If the NHS refuses to trust private practitioners enough to switch prescriptions over, why do they allow private practice at all?
https://www.telegraph.co.uk/news/2026/07/04/nhs-refuses-to-prescribe-adhd-drugs-to-private-patients/
Something that I find incredibly irritating to hear about how the NHS is reluctant to accept shared care/take over prescribing for private diagnoses and by extension: refusing to acknowledge the validity of private practice altogether frankly.
I don't get it. No other country does this with national health systems, norway for instance allows you to pursue private healthcare if you can afford to skip the line and then allow you to switch your prescriptions over to the public system.
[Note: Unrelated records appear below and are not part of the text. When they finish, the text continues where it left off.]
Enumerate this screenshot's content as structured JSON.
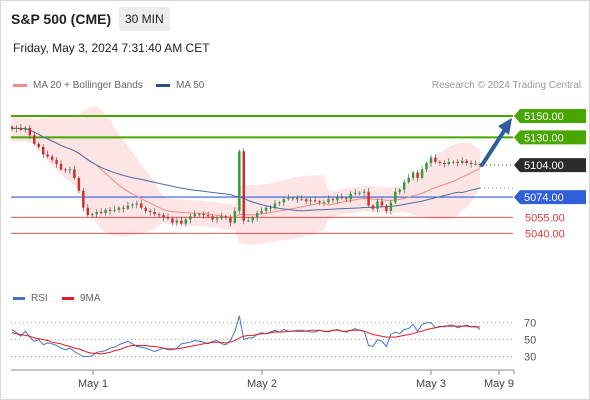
{
  "header": {
    "symbol": "S&P 500 (CME)",
    "timeframe": "30 MIN"
  },
  "timestamp": "Friday, May 3, 2024 7:31:40 AM CET",
  "legend": {
    "ma20_label": "MA 20 + Bollinger Bands",
    "ma50_label": "MA 50",
    "credit": "Research © 2024 Trading Central"
  },
  "rsi_legend": {
    "rsi_label": "RSI",
    "ma_label": "9MA"
  },
  "colors": {
    "resistance": "#48a600",
    "support": "#2f5fd9",
    "pivot_minor": "#e23a3a",
    "current": "#2b2b2b",
    "arrow": "#2d5d9e",
    "ma20": "#f28b82",
    "ma50": "#4a6baa",
    "band": "#fcdede",
    "rsi": "#4472c4",
    "rsi_ma": "#e01e1e",
    "bull": "#2e9e3a",
    "bear": "#d22b2b"
  },
  "chart_data": [
    {
      "type": "candlestick",
      "x_ticks": [
        "May 1",
        "May 2",
        "May 3",
        "May 9"
      ],
      "ylim": [
        5015,
        5165
      ],
      "levels": [
        {
          "value": 5150,
          "label": "5150.00",
          "kind": "resistance"
        },
        {
          "value": 5130,
          "label": "5130.00",
          "kind": "resistance"
        },
        {
          "value": 5104,
          "label": "5104.00",
          "kind": "current"
        },
        {
          "value": 5074,
          "label": "5074.00",
          "kind": "support"
        },
        {
          "value": 5055,
          "label": "5055.00",
          "kind": "minor"
        },
        {
          "value": 5040,
          "label": "5040.00",
          "kind": "minor"
        }
      ],
      "close": [
        5138,
        5139,
        5137,
        5139,
        5132,
        5124,
        5121,
        5114,
        5112,
        5109,
        5105,
        5100,
        5099,
        5100,
        5092,
        5080,
        5064,
        5057,
        5058,
        5060,
        5059,
        5062,
        5061,
        5062,
        5064,
        5063,
        5066,
        5067,
        5068,
        5064,
        5061,
        5060,
        5058,
        5057,
        5055,
        5054,
        5050,
        5052,
        5049,
        5053,
        5056,
        5058,
        5058,
        5057,
        5056,
        5053,
        5054,
        5056,
        5055,
        5050,
        5061,
        5117,
        5052,
        5052,
        5055,
        5059,
        5061,
        5064,
        5064,
        5068,
        5069,
        5072,
        5073,
        5073,
        5072,
        5072,
        5070,
        5071,
        5070,
        5069,
        5069,
        5072,
        5071,
        5074,
        5073,
        5072,
        5077,
        5078,
        5078,
        5079,
        5066,
        5063,
        5070,
        5066,
        5061,
        5069,
        5079,
        5081,
        5088,
        5092,
        5097,
        5092,
        5100,
        5106,
        5111,
        5107,
        5106,
        5105,
        5107,
        5107,
        5106,
        5108,
        5106,
        5105,
        5105,
        5104
      ]
    },
    {
      "type": "line",
      "title": "RSI",
      "ylim": [
        20,
        85
      ],
      "y_ticks": [
        70,
        50,
        30
      ],
      "series": [
        {
          "name": "RSI",
          "values": [
            62,
            58,
            54,
            60,
            53,
            48,
            50,
            44,
            46,
            45,
            43,
            40,
            38,
            40,
            36,
            33,
            30,
            30,
            31,
            35,
            36,
            37,
            40,
            41,
            44,
            46,
            48,
            45,
            42,
            41,
            40,
            38,
            36,
            38,
            40,
            38,
            38,
            40,
            45,
            46,
            47,
            49,
            48,
            47,
            45,
            48,
            49,
            45,
            44,
            49,
            60,
            78,
            50,
            52,
            52,
            56,
            58,
            57,
            59,
            61,
            59,
            62,
            60,
            60,
            61,
            61,
            60,
            59,
            59,
            61,
            60,
            59,
            61,
            62,
            60,
            59,
            61,
            63,
            61,
            60,
            43,
            42,
            50,
            48,
            42,
            56,
            59,
            57,
            62,
            63,
            68,
            60,
            68,
            70,
            70,
            64,
            66,
            65,
            67,
            67,
            64,
            66,
            67,
            65,
            66,
            62
          ]
        },
        {
          "name": "9MA",
          "values": [
            58,
            57,
            56,
            55,
            54,
            52,
            51,
            50,
            49,
            47,
            46,
            45,
            43,
            42,
            40,
            39,
            37,
            35,
            34,
            34,
            33,
            34,
            35,
            37,
            38,
            40,
            42,
            43,
            43,
            43,
            43,
            42,
            42,
            41,
            40,
            39,
            39,
            39,
            40,
            41,
            42,
            43,
            44,
            45,
            46,
            47,
            47,
            47,
            46,
            47,
            49,
            52,
            54,
            55,
            55,
            56,
            57,
            57,
            58,
            59,
            59,
            59,
            60,
            60,
            60,
            60,
            60,
            61,
            61,
            61,
            60,
            60,
            61,
            61,
            60,
            60,
            61,
            61,
            61,
            60,
            58,
            56,
            55,
            54,
            53,
            53,
            53,
            54,
            55,
            56,
            57,
            59,
            60,
            62,
            63,
            64,
            65,
            66,
            66,
            66,
            66,
            66,
            66,
            65,
            65,
            65
          ]
        }
      ]
    }
  ]
}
It incentivizes those who have the money to avoid taking up spots on a waiting list without a serious lifelong economic burden when their taxes are contributing to a health system that is supposed to be helping them with this condition.
They do this because they trust their guidelines, oversight procedures and laws to ensure these private diagnoses aren't abused. I would imagine any health system that wants to allow private practice would have this point in place to a good standard (which I think the NHS does, to be fair!)
I guess as a tl:dr.. My question pretty much is this: If you can't trust the prescriptions to be "proper" enough for them to be moved onto the NHS system, how can you trust private diagnoses at all? If you don't, how can you allow THEM to prescribe?